Strengths and Limitations
The data used for this review was not originally collected for research and the size of the sample was underpowered to show a significant difference in our main outcomes (LOS and cost). The clinically significant decrease in both cost and LOS confirmed the need to validate our results with a larger study to see if the intervention is reproducible on a larger scale and eventually in multiple hospitals.
Conclusions
This pilot demonstrated that focused education could influence provider referral behavior to order palliative care consults earlier in the hospital stay, resulting in cost savings and LOS reduction. Although we were able to demonstrate a > 1 day earlier palliative care consult during our pilot, we did not achieve an overall average of < 3 days. However, this incremental change demonstrated cost savings and a decreased overall LOS. In retrospect, a measure or comparison of patient or family satisfaction when a palliative care consult occurred earlier in the hospitalization would have been valuable. Pilot results indicated that a larger study may be needed.

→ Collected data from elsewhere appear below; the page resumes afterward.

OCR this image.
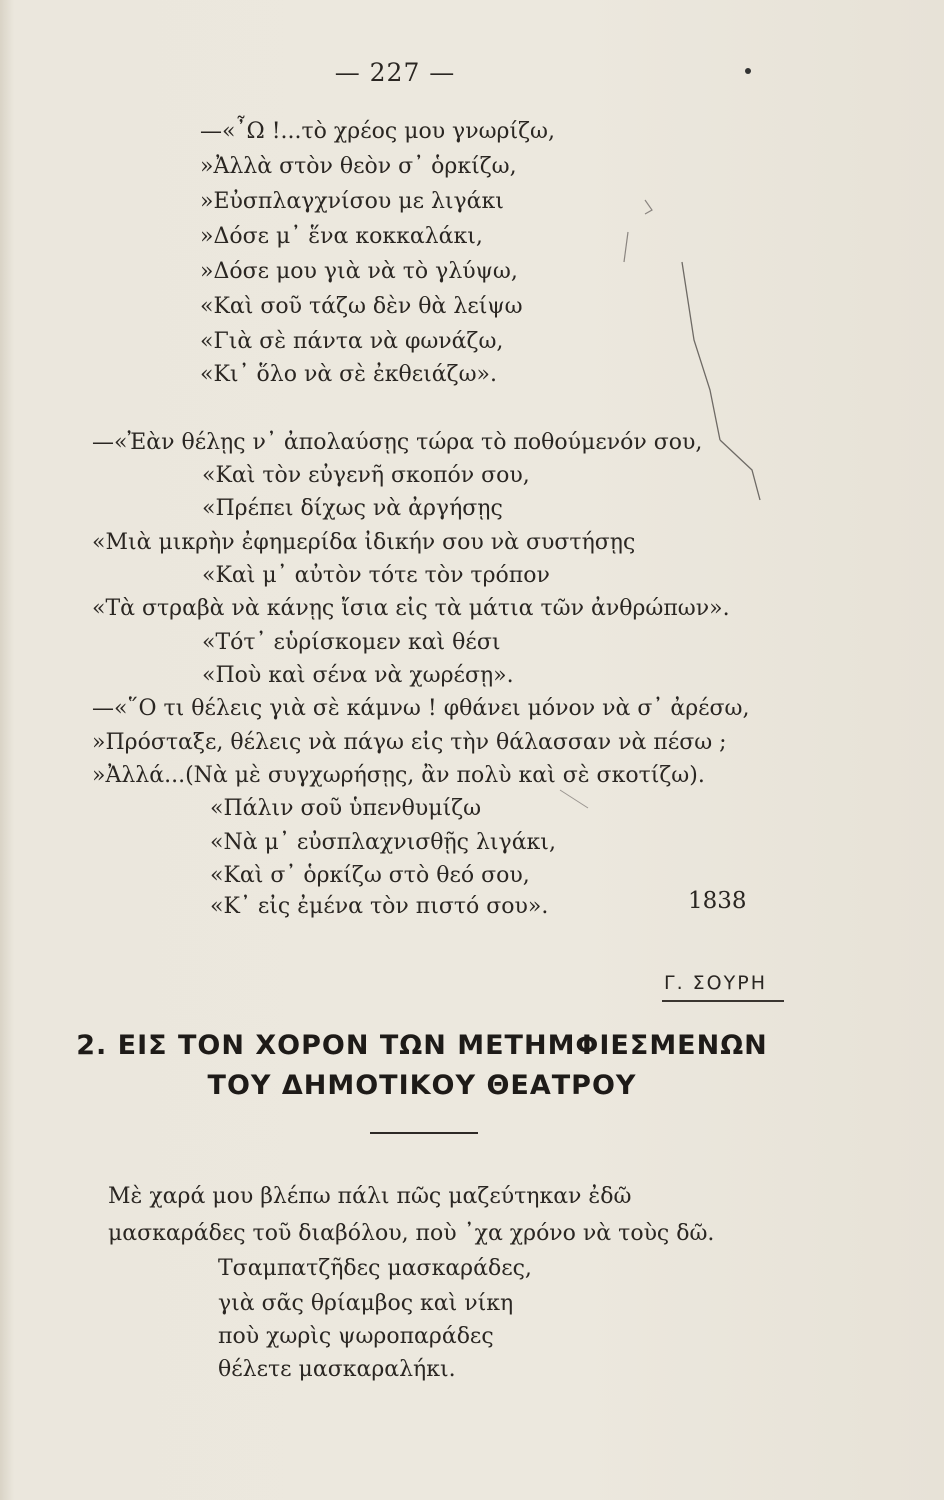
— 227 —
—«῏Ω !...τὸ χρέος μου γνωρίζω,
»Ἀλλὰ στὸν θεὸν σ᾿ ὁρκίζω,
»Εὐσπλαγχνίσου με λιγάκι
»Δόσε μ᾿ ἕνα κοκκαλάκι,
»Δόσε μου γιὰ νὰ τὸ γλύψω,
«Καὶ σοῦ τάζω δὲν θὰ λείψω
«Γιὰ σὲ πάντα νὰ φωνάζω,
«Κι᾿ ὅλο νὰ σὲ ἐκθειάζω».
—«Ἐὰν θέλῃς ν᾿ ἀπολαύσῃς τώρα τὸ ποθούμενόν σου,
«Καὶ τὸν εὐγενῆ σκοπόν σου,
«Πρέπει δίχως νὰ ἀργήσῃς
«Μιὰ μικρὴν ἐφημερίδα ἰδικήν σου νὰ συστήσῃς
«Καὶ μ᾿ αὐτὸν τότε τὸν τρόπον
«Τὰ στραβὰ νὰ κάνῃς ἴσια εἰς τὰ μάτια τῶν ἀνθρώπων».
«Τότ᾿ εὑρίσκομεν καὶ θέσι
«Ποὺ καὶ σένα νὰ χωρέσῃ».
—«῞Ο τι θέλεις γιὰ σὲ κάμνω ! φθάνει μόνον νὰ σ᾿ ἀρέσω,
»Πρόσταξε, θέλεις νὰ πάγω εἰς τὴν θάλασσαν νὰ πέσω ;
»Ἀλλά...(Νὰ μὲ συγχωρήσῃς, ἂν πολὺ καὶ σὲ σκοτίζω).
«Πάλιν σοῦ ὑπενθυμίζω
«Νὰ μ᾿ εὐσπλαχνισθῇς λιγάκι,
«Καὶ σ᾿ ὁρκίζω στὸ θεό σου,
«Κ᾿ εἰς ἐμένα τὸν πιστό σου».	1838
Γ. ΣΟΥΡΗ
2. ΕΙΣ ΤΟΝ ΧΟΡΟΝ ΤΩΝ ΜΕΤΗΜΦΙΕΣΜΕΝΩΝ
ΤΟΥ ΔΗΜΟΤΙΚΟΥ ΘΕΑΤΡΟΥ
Μὲ χαρά μου βλέπω πάλι πῶς μαζεύτηκαν ἐδῶ
μασκαράδες τοῦ διαβόλου, ποὺ ᾿χα χρόνο νὰ τοὺς δῶ.
Τσαμπατζῆδες μασκαράδες,
γιὰ σᾶς θρίαμβος καὶ νίκη
ποὺ χωρὶς ψωροπαράδες
θέλετε μασκαραλήκι.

The tactics employed with this pilot to influence physician referral timing can easily be transferred to additional sites as well as new physician groups to increase the overall financial impact. Additionally, we feel that this process would be highly effective if focused in other areas of the hospital like the Emergency Department or the ICU. This process could also be used for other service lines where an early consult may result in decreased LOS and cost savings.
Acknowledgments
The authors thank the medical directors of the hospitalists teams, Joanna Maurice MD, and Ana-Maria Nowell MD, for assisting with the development of this pilot and their dedication to continually reiterating the value of an early palliative care consult referral with their physicians. We would also like to thank Nilofer Kidiwala DO, Lead Palliative Physician at Lutheran General Hospital who assisted in the development and promotion of this pilot. Additionally, a special thank you to the palliative care team at Lutheran General Hospital: Gayle Bereskin DO, Marla Bass APRN, Cynthia Kane APRN, Amy Miner APRN, Joanna Polk LCSW, and Michael Zeniecki MPH, Practice Manager for their willingness to participate in this pilot and give us their feedback and suggestions.
Footnotes
Declaration of Conflicting Interests: The author(s) declared no potential conflicts of interest with respect to the research, authorship and/or publication of this article.
Funding: The author(s) received no financial support for the research, authorship, and/or publication of this article.
Data Management and Sharing: Aggregate data was used from a previous system-wide initiative. Specific raw data from this pilot is not available. The corresponding authors are available to contact for further information.